Cookies and Tracking Technologies

8.1 Cookies We Use

  • Session cookies: For user authentication and session management
  • CSRF tokens: For security and protection against cross-site request forgery
  • Google Analytics cookies: For website analytics and usage tracking

8.2 Cookie Management

You can control cookies through your browser settings. Disabling certain cookies may affect Service functionality.

9

Children's Privacy

Our Service is not intended for children under 13 years of age. We do not knowingly collect personal information from children under 13. If we discover we have collected information from a child under 13, we will delete it immediately.

10

Regional Privacy Rights

10.1 European Union (GDPR)

If you are in the EU, you have additional rights including:

  • Right to access your personal data
  • Right to rectification of inaccurate data
  • Right to erasure ("right to be forgotten")
  • Right to restrict processing
  • Right to data portability
  • Right to object to processing
  • Right to withdraw consent

10.2 California (CCPA)

If you are a California resident, you have rights including:

  • Right to know what personal information is collected
  • Right to delete personal information
  • Right to opt-out of sale of personal information
  • Right to non-discrimination

10.3 India (DPDP Act)

We are committed to complying with India's Digital Personal Data Protection Act 2023 and will update our practices as regulations develop.

11

Data Breach Notification

In the event of a data breach that may affect your personal information, we will notify affected users as soon as reasonably possible and in accordance with applicable law requirements.

12

Changes to This Privacy Policy

12.1 Policy Updates

We may update this Privacy Policy from time to time.
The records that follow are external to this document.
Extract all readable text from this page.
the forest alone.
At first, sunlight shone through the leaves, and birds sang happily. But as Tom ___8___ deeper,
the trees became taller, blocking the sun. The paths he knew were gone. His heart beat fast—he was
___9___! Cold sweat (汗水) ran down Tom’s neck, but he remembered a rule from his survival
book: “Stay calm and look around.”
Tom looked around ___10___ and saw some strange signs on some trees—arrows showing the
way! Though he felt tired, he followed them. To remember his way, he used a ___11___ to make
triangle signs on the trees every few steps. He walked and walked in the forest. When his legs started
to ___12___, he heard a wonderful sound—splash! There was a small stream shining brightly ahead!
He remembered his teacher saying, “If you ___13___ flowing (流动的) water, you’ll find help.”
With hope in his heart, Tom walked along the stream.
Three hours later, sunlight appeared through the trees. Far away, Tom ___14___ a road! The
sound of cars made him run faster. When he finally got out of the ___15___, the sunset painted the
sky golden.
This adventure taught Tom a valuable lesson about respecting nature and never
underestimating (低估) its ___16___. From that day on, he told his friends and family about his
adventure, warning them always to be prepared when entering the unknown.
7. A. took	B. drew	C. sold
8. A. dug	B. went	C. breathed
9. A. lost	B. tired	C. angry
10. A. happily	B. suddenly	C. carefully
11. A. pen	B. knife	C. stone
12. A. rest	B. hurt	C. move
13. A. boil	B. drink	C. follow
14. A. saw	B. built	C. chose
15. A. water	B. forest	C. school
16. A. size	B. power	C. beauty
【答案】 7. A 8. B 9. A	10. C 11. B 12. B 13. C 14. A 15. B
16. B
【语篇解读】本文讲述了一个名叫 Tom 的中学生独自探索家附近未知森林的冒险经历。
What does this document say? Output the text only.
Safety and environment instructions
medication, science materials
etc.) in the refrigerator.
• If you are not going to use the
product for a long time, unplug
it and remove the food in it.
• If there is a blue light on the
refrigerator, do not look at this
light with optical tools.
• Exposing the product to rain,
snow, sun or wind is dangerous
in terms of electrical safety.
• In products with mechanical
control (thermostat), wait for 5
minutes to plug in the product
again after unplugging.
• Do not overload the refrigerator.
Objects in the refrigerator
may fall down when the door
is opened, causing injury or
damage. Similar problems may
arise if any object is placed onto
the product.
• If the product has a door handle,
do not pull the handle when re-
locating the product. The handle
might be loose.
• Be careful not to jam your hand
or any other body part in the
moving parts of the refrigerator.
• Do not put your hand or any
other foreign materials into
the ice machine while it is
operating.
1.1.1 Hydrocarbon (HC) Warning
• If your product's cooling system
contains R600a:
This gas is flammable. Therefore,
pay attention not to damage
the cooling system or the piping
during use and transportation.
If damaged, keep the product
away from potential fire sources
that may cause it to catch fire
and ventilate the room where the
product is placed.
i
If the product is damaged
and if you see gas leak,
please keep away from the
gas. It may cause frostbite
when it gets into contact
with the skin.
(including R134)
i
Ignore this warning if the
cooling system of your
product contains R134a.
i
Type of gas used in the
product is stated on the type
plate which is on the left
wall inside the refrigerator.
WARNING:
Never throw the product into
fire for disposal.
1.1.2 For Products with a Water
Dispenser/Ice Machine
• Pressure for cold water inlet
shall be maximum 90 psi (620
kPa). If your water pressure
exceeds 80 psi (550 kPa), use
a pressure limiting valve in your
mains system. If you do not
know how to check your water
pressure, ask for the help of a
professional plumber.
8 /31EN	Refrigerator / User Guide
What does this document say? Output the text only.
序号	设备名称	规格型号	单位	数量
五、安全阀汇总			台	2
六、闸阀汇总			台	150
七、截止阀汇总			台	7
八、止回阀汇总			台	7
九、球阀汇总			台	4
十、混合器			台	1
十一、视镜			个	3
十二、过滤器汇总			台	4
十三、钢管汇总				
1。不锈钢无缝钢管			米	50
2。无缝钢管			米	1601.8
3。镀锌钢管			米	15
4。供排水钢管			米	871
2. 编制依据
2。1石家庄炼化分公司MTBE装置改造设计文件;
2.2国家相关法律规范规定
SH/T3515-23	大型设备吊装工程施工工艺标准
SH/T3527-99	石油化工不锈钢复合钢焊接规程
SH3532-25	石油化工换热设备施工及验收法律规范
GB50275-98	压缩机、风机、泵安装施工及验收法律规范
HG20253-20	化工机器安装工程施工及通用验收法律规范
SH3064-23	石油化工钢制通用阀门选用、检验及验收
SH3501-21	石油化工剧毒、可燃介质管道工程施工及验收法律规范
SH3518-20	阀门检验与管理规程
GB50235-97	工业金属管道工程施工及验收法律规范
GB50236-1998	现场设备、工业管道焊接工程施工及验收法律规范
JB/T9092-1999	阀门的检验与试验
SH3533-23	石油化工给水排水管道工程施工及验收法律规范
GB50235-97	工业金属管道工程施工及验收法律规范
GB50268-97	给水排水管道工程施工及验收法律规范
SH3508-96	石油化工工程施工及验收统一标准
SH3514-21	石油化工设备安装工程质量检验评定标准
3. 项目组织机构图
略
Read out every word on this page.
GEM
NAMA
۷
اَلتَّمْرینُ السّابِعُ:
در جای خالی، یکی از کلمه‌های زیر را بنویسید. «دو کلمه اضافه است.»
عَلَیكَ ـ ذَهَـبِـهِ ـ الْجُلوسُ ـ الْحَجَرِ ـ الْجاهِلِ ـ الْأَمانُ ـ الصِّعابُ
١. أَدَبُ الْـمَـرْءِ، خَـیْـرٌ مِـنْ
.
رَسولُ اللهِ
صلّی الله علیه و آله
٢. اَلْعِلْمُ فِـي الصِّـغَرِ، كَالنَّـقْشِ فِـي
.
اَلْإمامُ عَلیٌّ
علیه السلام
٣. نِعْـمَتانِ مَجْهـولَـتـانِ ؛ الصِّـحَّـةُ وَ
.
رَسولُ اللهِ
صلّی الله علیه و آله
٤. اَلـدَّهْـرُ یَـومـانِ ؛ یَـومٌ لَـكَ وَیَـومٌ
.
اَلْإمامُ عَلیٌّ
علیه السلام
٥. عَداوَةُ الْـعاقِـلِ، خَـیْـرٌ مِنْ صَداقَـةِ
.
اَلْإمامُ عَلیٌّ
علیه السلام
Updated versions will be posted on our website with a new "Last Updated" date.

12.2 Notification

It is your responsibility to review this Privacy Policy periodically. Continued use of our Service after changes constitutes acceptance of the updated policy.

12.3 Material Changes

For material changes that significantly affect your rights, we may provide additional notice through email or Service notifications.

13

Contact Information

13.1 Privacy Questions

For questions about this Privacy Policy or our data practices, contact us at:
Email: [email protected]

13.2 Data Subject Requests

To exercise your privacy rights or request data access, correction, or deletion, contact us at [email protected] with your request details.

13.3 Mailing Address

Izinga Software Private Limited

Center for Innovation and Entrepreneurship
Indian Institute of Information Technology
Gachibowli, Hyderabad - 500 032, India

14

Governing Law

This Privacy Policy is governed by the laws of India. Any disputes will be resolved in the courts of Hyderabad, Telangana, India.

By using DeviceLab, you acknowledge that you have read and understood this Privacy Policy and consent to the collection, use, and disclosure of your information as described herein.